1.1 Background and Related Literature

The free energy of SK and SSK has been well studied, although more is known in the spherical setting. The limiting free energy was first conjectured by Parisi for SK [47] and by Crisanti and Sommers for SSK [26]. Both conjectures were rigorously proved by Talagrand [54, 55]. The fluctuations of the SK model are only known at high temperature [2, 14, 25, 31], but more is known for the spherical model, where additional analytic techniques are available. In 2016, Baik and Lee analyzed the fluctuations of the SSK free energy at non-critical temperature and found that the fluctuations at high temperature are asymptotically Gaussian while those at low temperature are asymptotically Tracy–Widom [12]. The fluctuations at the critical temperature were left open.

The fluctuations at the critical temperature of the SSK free energy were studied by Landon [39] and by Johnstone, Klochkov, Onatski, and Pavlyshyn [36], independently. Both papers showed that the critical scaling for the inverse temperature is \(\beta =\beta _c+bn^{-1/3}\sqrt{\log n}\). Landon proved that, for fixed \(b\le 0\) and for \(b\rightarrow 0\), the fluctuations are Gaussian while, for \(b\rightarrow +\infty \) at any rate, the fluctuations are Tracy–Widom. For fixed \(b>0\), Landon showed tightness but did not obtain the limiting distribution. On the other hand, Johnstone et al. were able to compute fluctuations for all fixed b. Their result for \(b\le 0\) agrees with that of Landon and, for \(b>0\), they showed that the fluctuations are a sum of independent Gaussian and Tracy–Widom random variables.

Departure from the mean-field structure generally leads to a more challenging analysis.

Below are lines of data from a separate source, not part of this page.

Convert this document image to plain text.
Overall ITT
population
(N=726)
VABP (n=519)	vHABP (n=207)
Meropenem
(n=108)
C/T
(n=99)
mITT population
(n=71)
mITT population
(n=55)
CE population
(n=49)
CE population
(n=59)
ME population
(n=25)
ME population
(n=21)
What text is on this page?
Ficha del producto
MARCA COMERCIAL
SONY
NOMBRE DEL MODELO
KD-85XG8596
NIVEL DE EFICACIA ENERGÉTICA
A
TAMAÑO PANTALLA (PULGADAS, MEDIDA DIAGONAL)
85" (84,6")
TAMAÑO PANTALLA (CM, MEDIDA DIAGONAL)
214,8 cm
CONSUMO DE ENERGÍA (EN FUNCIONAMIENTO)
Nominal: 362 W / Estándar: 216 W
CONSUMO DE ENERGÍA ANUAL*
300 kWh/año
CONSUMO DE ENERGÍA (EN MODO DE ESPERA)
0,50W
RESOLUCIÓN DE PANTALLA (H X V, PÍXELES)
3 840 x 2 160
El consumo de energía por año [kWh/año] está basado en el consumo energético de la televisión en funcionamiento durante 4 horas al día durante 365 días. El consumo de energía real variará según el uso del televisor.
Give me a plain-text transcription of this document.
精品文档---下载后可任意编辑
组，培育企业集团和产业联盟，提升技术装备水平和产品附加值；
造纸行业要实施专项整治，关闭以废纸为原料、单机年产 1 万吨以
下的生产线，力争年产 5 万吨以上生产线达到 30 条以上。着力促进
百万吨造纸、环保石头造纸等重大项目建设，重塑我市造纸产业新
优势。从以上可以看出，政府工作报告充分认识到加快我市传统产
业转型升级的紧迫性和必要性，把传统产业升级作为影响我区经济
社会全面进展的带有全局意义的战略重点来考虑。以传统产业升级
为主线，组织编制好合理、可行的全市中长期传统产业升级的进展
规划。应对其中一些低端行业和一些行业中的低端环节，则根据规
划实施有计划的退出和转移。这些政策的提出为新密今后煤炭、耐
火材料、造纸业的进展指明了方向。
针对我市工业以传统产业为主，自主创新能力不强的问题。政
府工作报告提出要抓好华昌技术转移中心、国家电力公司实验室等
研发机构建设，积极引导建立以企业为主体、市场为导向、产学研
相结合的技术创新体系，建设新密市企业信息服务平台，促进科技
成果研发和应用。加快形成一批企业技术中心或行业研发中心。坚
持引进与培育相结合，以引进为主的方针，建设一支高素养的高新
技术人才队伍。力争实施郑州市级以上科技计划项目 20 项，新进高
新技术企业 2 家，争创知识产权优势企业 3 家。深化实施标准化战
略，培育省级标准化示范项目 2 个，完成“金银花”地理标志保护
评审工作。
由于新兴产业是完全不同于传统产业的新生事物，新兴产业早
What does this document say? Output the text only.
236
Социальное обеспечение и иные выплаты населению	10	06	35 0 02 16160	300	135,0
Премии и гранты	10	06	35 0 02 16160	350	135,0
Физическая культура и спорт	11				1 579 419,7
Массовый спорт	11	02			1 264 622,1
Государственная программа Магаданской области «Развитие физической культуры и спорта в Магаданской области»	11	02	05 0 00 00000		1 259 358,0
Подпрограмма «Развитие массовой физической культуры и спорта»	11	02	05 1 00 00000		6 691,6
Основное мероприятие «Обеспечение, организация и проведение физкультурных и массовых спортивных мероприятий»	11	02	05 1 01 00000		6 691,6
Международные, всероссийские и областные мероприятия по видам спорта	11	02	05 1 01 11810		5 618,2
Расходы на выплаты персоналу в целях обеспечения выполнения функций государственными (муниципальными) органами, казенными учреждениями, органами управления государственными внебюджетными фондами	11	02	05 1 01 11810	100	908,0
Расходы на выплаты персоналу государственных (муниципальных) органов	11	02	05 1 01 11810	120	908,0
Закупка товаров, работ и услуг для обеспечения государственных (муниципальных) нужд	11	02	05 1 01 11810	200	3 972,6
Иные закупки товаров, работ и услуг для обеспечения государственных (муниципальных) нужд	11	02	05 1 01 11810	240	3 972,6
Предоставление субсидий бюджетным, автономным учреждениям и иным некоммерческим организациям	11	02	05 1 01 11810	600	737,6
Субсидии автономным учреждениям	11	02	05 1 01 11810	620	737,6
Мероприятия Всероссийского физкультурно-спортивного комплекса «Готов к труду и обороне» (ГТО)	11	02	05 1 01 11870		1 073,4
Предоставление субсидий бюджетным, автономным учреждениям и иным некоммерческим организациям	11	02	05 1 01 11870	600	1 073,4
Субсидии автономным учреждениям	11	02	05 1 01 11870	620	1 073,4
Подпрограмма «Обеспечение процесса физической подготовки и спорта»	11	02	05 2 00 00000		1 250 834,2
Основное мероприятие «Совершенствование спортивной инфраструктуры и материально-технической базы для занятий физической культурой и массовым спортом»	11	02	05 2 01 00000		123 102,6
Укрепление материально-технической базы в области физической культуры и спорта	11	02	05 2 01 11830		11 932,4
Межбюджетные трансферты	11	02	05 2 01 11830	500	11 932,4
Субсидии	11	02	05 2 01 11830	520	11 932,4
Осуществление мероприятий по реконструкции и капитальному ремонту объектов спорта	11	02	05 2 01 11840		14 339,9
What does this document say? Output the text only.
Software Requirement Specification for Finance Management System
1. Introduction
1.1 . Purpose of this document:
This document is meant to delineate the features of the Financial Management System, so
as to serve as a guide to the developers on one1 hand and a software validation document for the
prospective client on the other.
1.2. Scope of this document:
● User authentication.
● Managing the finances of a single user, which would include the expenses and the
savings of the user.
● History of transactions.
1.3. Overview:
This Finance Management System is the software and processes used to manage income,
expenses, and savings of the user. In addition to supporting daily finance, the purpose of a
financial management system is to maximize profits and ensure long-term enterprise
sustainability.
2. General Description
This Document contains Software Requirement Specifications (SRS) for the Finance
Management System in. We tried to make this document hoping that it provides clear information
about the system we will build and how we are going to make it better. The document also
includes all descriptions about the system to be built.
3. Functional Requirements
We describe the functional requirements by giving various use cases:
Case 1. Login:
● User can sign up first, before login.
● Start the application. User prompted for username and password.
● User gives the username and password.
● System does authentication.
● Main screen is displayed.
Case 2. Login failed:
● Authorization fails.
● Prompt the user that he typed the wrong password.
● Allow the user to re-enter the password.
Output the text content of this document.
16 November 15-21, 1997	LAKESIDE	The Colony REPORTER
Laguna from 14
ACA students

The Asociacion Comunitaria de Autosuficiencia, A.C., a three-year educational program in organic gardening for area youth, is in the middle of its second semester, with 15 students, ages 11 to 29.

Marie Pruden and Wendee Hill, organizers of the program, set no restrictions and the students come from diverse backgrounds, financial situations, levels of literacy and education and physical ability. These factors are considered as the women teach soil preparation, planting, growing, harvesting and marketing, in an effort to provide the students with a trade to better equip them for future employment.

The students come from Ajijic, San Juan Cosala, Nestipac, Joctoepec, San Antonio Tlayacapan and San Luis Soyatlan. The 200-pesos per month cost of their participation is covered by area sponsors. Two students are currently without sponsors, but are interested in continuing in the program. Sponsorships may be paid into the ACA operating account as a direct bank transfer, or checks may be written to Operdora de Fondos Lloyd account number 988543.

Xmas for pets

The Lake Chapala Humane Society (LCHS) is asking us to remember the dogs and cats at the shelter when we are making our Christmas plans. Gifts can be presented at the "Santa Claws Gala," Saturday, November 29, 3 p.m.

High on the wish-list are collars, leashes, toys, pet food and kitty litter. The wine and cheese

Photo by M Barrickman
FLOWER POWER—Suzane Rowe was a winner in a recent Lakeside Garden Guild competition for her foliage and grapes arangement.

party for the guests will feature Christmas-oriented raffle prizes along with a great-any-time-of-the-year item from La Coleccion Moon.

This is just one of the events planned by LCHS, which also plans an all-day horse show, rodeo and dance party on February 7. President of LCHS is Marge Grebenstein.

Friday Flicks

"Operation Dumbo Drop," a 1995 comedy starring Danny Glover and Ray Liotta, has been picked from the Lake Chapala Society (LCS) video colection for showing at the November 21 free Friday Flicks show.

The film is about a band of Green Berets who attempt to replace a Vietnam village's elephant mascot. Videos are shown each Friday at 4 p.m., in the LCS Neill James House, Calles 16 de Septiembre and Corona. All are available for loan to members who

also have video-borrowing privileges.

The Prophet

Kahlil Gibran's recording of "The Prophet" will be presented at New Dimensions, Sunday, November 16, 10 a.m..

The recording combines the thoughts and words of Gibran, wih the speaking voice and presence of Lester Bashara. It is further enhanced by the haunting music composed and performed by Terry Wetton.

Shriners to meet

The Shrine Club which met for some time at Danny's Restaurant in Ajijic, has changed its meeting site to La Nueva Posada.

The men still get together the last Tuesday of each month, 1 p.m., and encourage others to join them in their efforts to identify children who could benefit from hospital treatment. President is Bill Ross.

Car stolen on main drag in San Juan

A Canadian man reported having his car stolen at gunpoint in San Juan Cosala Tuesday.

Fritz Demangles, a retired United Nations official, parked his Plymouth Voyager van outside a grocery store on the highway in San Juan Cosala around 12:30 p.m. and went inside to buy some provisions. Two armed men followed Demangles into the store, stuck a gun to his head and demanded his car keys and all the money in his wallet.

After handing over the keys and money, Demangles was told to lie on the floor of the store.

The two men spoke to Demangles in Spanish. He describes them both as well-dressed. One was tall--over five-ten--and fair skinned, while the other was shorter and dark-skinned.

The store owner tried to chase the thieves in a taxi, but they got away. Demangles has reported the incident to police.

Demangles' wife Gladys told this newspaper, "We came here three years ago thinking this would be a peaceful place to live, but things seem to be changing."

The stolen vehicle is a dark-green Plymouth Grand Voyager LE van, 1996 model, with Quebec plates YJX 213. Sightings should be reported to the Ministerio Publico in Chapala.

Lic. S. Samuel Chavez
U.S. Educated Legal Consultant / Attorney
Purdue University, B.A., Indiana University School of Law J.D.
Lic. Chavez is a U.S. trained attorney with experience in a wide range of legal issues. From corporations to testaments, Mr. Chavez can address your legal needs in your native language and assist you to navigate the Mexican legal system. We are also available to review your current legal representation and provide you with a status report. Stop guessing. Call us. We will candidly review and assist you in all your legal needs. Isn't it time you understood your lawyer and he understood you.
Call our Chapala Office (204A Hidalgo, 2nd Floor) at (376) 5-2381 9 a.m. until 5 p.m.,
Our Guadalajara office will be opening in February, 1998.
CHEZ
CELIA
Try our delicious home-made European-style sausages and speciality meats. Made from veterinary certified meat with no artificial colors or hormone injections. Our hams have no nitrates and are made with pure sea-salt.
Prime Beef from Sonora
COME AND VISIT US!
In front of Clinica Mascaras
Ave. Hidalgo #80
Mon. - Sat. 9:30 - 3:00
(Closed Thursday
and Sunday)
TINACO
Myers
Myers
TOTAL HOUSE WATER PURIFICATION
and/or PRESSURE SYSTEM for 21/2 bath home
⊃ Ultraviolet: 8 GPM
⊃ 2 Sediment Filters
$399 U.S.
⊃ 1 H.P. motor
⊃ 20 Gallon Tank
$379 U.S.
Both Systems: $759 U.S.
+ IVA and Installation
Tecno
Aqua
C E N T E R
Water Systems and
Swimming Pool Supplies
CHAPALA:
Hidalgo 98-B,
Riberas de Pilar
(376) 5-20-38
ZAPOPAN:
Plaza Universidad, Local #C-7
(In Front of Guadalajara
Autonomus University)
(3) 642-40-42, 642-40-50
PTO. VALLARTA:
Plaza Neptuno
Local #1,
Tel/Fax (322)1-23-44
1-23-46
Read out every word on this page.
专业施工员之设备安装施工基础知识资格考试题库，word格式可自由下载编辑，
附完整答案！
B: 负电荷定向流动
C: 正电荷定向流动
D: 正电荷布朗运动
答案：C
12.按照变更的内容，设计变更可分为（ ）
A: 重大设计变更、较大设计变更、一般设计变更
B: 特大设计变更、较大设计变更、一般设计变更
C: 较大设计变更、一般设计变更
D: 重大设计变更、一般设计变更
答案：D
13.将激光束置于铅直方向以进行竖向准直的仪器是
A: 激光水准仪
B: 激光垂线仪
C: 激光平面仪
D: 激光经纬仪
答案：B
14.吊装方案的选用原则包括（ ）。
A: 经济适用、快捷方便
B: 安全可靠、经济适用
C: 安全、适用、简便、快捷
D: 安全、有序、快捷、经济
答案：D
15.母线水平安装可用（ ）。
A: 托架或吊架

While the problem of the limiting free energy is solved for general one-species mixed p-spin SK and SSK models [22, 45, 47, 54, 55], limiting results remain incomplete for the multi-species and (pq)-spin bipartite models. For the multi-species SK model, the limiting free energy is only verified under the assumption of positive definite \(\Delta ^2\) (Barra et al. [15] proposed a Parisi-type formula and proved an upper bound, and Panchenko [46] proved a matching lower bound). For general \(\Delta ^2\), we only have a lower bound [46]. The bipartite model, one of the most natural multi-species examples, belongs to the indefinite \(\Delta ^2\) case and is still open in the case of Ising spins (a conjecture on the limiting free energy was made [16, 18]). When it comes to fluctuations, a central limit theorem (CLT) for the free energy of the two-species SK model for general \(\Delta ^2\) was obtained at high temperature by [41].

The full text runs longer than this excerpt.